Não passo mais tanto tempo na casa de minha bisavó, não visito mais o lar de crianças no casarão localizado à frente e tampouco cogito pedir para alguém ou vou até um pequeno comércio de bairro para comprar refrigerante para algum dos eventos de família – estes já não existem mais, afinal, há um grande supermercado perto o qual quase ninguém se arrisca a ir a pé, já que as pequenas ruas do Centro não possuem mais tantas pessoas quanto antes e, também, estão tomadas por um intenso fluxo de veículos, que compete vorazmente por espaço para atravessá-las.

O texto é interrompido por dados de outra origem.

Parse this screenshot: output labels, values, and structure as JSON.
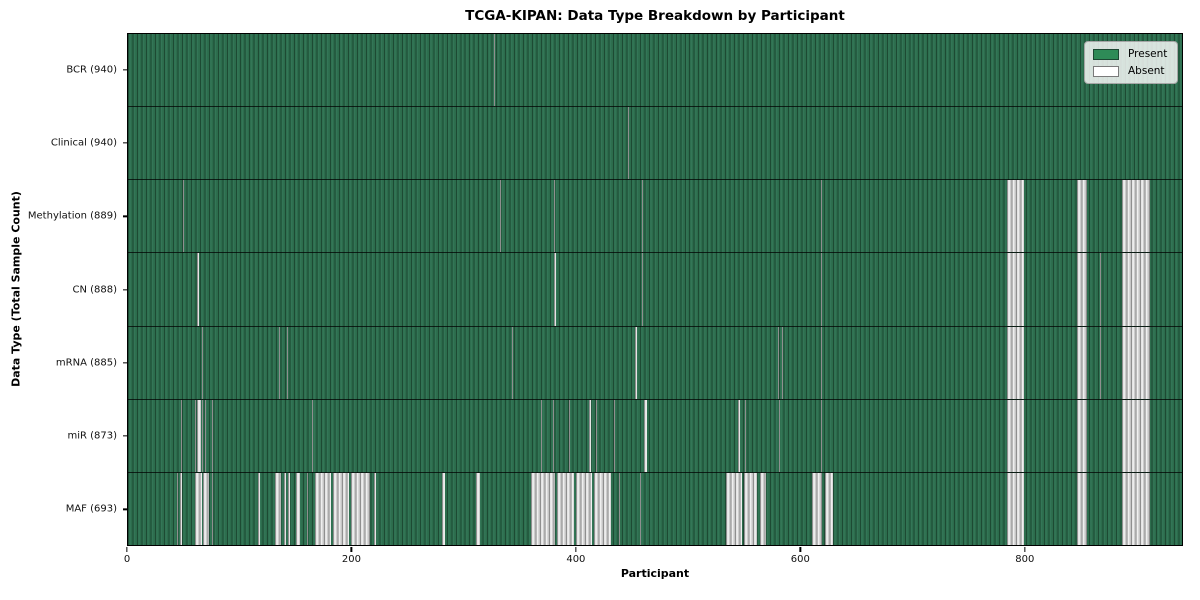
{
  "chart_data": {
    "type": "heatmap",
    "title": "TCGA-KIPAN: Data Type Breakdown by Participant",
    "xlabel": "Participant",
    "ylabel": "Data Type (Total Sample Count)",
    "n_participants": 941,
    "x_ticks": [
      0,
      200,
      400,
      600,
      800
    ],
    "grid": false,
    "legend_position": "upper right",
    "colors": {
      "present": "#2e8b57",
      "absent": "#ffffff",
      "row_separator": "#000000",
      "plot_border": "#000000"
    },
    "legend": {
      "items": [
        {
          "label": "Present",
          "color": "#2e8b57"
        },
        {
          "label": "Absent",
          "color": "#ffffff"
        }
      ]
    },
    "rows": [
      {
        "label": "BCR (940)",
        "data_type": "BCR",
        "total_samples": 940,
        "absent_ranges": [
          [
            327,
            328
          ]
        ]
      },
      {
        "label": "Clinical (940)",
        "data_type": "Clinical",
        "total_samples": 940,
        "absent_ranges": [
          [
            446,
            447
          ]
        ]
      },
      {
        "label": "Methylation (889)",
        "data_type": "Methylation",
        "total_samples": 889,
        "absent_ranges": [
          [
            49,
            50
          ],
          [
            332,
            333
          ],
          [
            380,
            381
          ],
          [
            459,
            460
          ],
          [
            619,
            620
          ],
          [
            785,
            800
          ],
          [
            847,
            856
          ],
          [
            887,
            912
          ]
        ]
      },
      {
        "label": "CN (888)",
        "data_type": "CN",
        "total_samples": 888,
        "absent_ranges": [
          [
            62,
            63
          ],
          [
            380,
            382
          ],
          [
            459,
            460
          ],
          [
            619,
            620
          ],
          [
            785,
            800
          ],
          [
            847,
            856
          ],
          [
            868,
            869
          ],
          [
            887,
            912
          ]
        ]
      },
      {
        "label": "mRNA (885)",
        "data_type": "mRNA",
        "total_samples": 885,
        "absent_ranges": [
          [
            66,
            67
          ],
          [
            135,
            136
          ],
          [
            142,
            143
          ],
          [
            343,
            344
          ],
          [
            453,
            454
          ],
          [
            580,
            581
          ],
          [
            584,
            585
          ],
          [
            619,
            620
          ],
          [
            785,
            800
          ],
          [
            847,
            856
          ],
          [
            868,
            869
          ],
          [
            887,
            912
          ]
        ]
      },
      {
        "label": "miR (873)",
        "data_type": "miR",
        "total_samples": 873,
        "absent_ranges": [
          [
            47,
            48
          ],
          [
            60,
            61
          ],
          [
            62,
            65
          ],
          [
            66,
            67
          ],
          [
            69,
            70
          ],
          [
            75,
            76
          ],
          [
            164,
            165
          ],
          [
            369,
            370
          ],
          [
            379,
            380
          ],
          [
            394,
            395
          ],
          [
            412,
            413
          ],
          [
            418,
            419
          ],
          [
            434,
            435
          ],
          [
            461,
            463
          ],
          [
            545,
            546
          ],
          [
            551,
            552
          ],
          [
            581,
            582
          ],
          [
            619,
            620
          ],
          [
            785,
            800
          ],
          [
            847,
            856
          ],
          [
            887,
            912
          ]
        ]
      },
      {
        "label": "MAF (693)",
        "data_type": "MAF",
        "total_samples": 693,
        "absent_ranges": [
          [
            44,
            45
          ],
          [
            46,
            48
          ],
          [
            60,
            66
          ],
          [
            67,
            72
          ],
          [
            75,
            76
          ],
          [
            116,
            118
          ],
          [
            131,
            137
          ],
          [
            139,
            141
          ],
          [
            143,
            145
          ],
          [
            150,
            154
          ],
          [
            160,
            161
          ],
          [
            167,
            181
          ],
          [
            183,
            197
          ],
          [
            199,
            216
          ],
          [
            220,
            221
          ],
          [
            280,
            283
          ],
          [
            311,
            314
          ],
          [
            360,
            381
          ],
          [
            383,
            398
          ],
          [
            400,
            414
          ],
          [
            416,
            431
          ],
          [
            438,
            439
          ],
          [
            457,
            458
          ],
          [
            534,
            548
          ],
          [
            550,
            562
          ],
          [
            564,
            570
          ],
          [
            611,
            620
          ],
          [
            622,
            629
          ],
          [
            785,
            800
          ],
          [
            847,
            856
          ],
          [
            887,
            912
          ]
        ]
      }
    ]
  }
}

Estas mudanças, para mim tão significativas, passaram e passam despercebidas para muitos, viabilizando o acontecimento de diversas descaracterizações do acervo ou mudanças na dinâmica do espaço, que foi perdendo progressivamente sua importância e foi sendo esvaziado ao longo dos anos. Para mim, São Luís continua sendo aquela cidade: densa, cheia de pessoas, a qual eu percorria majoritariamente a pé, passando minhas mãos pelas fachadas azulejadas dos casarões e saudando as pessoas em suas janelas ao longo do trajeto. Nessa São Luís, moram meus pensamentos, se encontra minha paixão pela vista do pôr-do-sol na Praça Pedro II, o barulho dos sinos das igrejas ao entardecer, os eventos que acompanhava minha avó no Palácio Cristo Rei, os incontáveis casamentos que a acompanhei na Igreja dos Remédios e Catedral da Sé. Essa São Luís marcou minha vida e influenciou totalmente quem eu sou: uma sonhadora, apaixonada por cada canto de minha cidade e que espera estar apta para lutar por sua conservação. Afinal, sem ela, nada seria.
nota
1
VELOZ, Carlinhos. Ilha Bela, música popular maranhense, 1996 <https://open.spotify.com/track/0cGkjndlHmpJGaF4AitFF3>.
sobre a autora
Maria Luiza Freitas Diniz Luna é discente de arquitetura e urbanismo no Centro Universitário Unidade de Ensino Superior Dom Bosco e pesquisadora.